TablesDependencyGraph tables_dependencies("DatabaseReplicated (" + getDatabaseName() + ")");

for (const auto & [table_name, create_table_query] : table_name_to_metadata)

{

/// Note that table_name could contain a dot inside (e.g. .inner.1234-1234-1234-1234)

/// And QualifiedTableName::parseFromString doesn't handle this.

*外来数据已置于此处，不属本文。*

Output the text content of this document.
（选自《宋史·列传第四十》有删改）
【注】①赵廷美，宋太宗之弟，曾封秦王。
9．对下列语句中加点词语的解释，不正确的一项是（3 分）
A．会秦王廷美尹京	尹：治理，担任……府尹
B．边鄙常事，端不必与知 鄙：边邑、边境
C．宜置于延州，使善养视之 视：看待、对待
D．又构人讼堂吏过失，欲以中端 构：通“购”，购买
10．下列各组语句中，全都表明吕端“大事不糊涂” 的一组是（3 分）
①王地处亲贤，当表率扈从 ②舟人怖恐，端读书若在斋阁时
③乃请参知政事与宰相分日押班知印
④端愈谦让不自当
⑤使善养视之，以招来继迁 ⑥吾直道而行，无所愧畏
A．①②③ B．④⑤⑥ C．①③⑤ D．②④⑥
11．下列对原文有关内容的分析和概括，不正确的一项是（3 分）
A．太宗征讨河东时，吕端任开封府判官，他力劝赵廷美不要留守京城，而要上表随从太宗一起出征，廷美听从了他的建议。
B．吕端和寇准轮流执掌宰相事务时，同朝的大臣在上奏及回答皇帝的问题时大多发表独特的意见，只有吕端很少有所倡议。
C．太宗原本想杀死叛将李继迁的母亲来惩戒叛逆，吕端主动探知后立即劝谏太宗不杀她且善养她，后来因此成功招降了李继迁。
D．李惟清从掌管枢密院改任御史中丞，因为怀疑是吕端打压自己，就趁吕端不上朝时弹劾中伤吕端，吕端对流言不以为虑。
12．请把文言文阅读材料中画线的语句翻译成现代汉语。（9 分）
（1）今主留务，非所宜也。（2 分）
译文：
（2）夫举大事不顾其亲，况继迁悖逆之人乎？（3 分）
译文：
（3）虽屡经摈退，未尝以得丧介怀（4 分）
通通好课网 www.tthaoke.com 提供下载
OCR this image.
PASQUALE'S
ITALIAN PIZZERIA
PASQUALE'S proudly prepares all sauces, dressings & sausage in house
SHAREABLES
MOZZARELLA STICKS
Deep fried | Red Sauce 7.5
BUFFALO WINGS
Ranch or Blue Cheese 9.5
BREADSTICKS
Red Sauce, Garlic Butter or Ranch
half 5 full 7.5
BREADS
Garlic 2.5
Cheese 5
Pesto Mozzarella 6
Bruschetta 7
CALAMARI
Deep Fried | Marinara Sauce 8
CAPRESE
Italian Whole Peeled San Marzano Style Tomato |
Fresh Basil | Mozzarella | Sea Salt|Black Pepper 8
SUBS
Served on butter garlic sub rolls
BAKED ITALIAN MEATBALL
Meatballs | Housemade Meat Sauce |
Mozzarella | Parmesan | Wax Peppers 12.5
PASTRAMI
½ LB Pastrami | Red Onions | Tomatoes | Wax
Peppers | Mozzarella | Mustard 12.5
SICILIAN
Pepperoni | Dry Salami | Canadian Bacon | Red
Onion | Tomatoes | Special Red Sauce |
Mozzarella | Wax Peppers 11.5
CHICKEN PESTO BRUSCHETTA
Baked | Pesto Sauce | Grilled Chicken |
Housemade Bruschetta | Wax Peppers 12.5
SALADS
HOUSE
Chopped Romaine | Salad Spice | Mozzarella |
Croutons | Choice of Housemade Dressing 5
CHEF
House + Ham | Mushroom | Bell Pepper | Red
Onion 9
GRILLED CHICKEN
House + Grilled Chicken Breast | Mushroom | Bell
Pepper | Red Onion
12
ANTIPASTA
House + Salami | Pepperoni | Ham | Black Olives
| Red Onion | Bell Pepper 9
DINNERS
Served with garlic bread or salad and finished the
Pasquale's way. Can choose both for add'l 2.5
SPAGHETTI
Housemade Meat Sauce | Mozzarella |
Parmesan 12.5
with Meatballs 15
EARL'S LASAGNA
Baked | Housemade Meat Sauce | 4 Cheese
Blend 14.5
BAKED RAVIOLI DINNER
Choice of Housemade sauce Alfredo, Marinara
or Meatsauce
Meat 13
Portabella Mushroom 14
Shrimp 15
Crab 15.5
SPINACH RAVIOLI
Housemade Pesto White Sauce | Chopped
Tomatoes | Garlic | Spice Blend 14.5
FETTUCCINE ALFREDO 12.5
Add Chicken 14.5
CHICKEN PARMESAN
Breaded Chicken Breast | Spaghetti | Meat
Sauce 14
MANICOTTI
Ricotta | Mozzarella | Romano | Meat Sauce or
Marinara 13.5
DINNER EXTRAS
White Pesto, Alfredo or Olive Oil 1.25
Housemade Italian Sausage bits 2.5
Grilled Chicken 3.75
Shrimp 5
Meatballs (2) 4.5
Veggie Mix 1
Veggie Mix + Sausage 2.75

auto qualified_name = QualifiedTableName{.database = getDatabaseName(), .table = table_name};

auto query_ast = parseQueryFromMetadataInZooKeeper(table_name, create_table_query);

tables_dependencies.addDependencies(qualified_name, getDependenciesFromCreateQuery(getContext()->getGlobalContext(), qualified_name, query_ast, getContext()->getCurrentDatabase()).dependencies);

}

执行创建表语句:

cpp 复制代码
    //外层遍历每一个依赖块, 有依赖关系的表放在一个依赖块
    for (const auto & tables_to_create : tables_to_create_by_level)
    {
        for (const auto & table_id : tables_to_create)
        {
                .....

                /// Check larger comment in DatabaseOnDisk::createTableFromAST
                /// TL;DR applySettingsFromQuery will move the settings from engine to query level
                /// making it possible to overcome a backward incompatible change.
                InterpreterSetQuery::applySettingsFromQuery(query_ast, create_query_context);
                LOG_INFO(log, "Executing {}", query_ast->formatForLogging());
                InterpreterCreateQuery(query_ast, create_query_context).execute();

            //内存执行有依赖关系表的创建
        }

        runner.waitForAllToFinishAndRethrowFirstError();
    }

未完待续......

奇怪问题

问题1:关于gdb

不显示源码的问题:

(gdb) l 133 in ./build/./src/Databases/DatabaseReplicatedWorker.cpp (gdb) 133 in ./build/./src/Databases/DatabaseReplicatedWorker.cpp (gdb) 133 in ./build/./src/Databases/DatabaseReplicatedWorker.cpp (gdb) 133 in ./build/./src/Databases/DatabaseReplicatedWorker.cpp

info source查看:

(gdb) set substitute-path ./build/./src /home/yanglw/work/ClickHouse/src

(gdb) info source

Current source file is ./build/./src/Databases/DatabaseReplicatedWorker.cpp

Compilation directory is ./build

Contains 533 lines.

Source language is c++.

Producer is Ubuntu clang version 19.1.7 (++20250114103320+cd708029e0b2-1~exp1~20250114103432.75).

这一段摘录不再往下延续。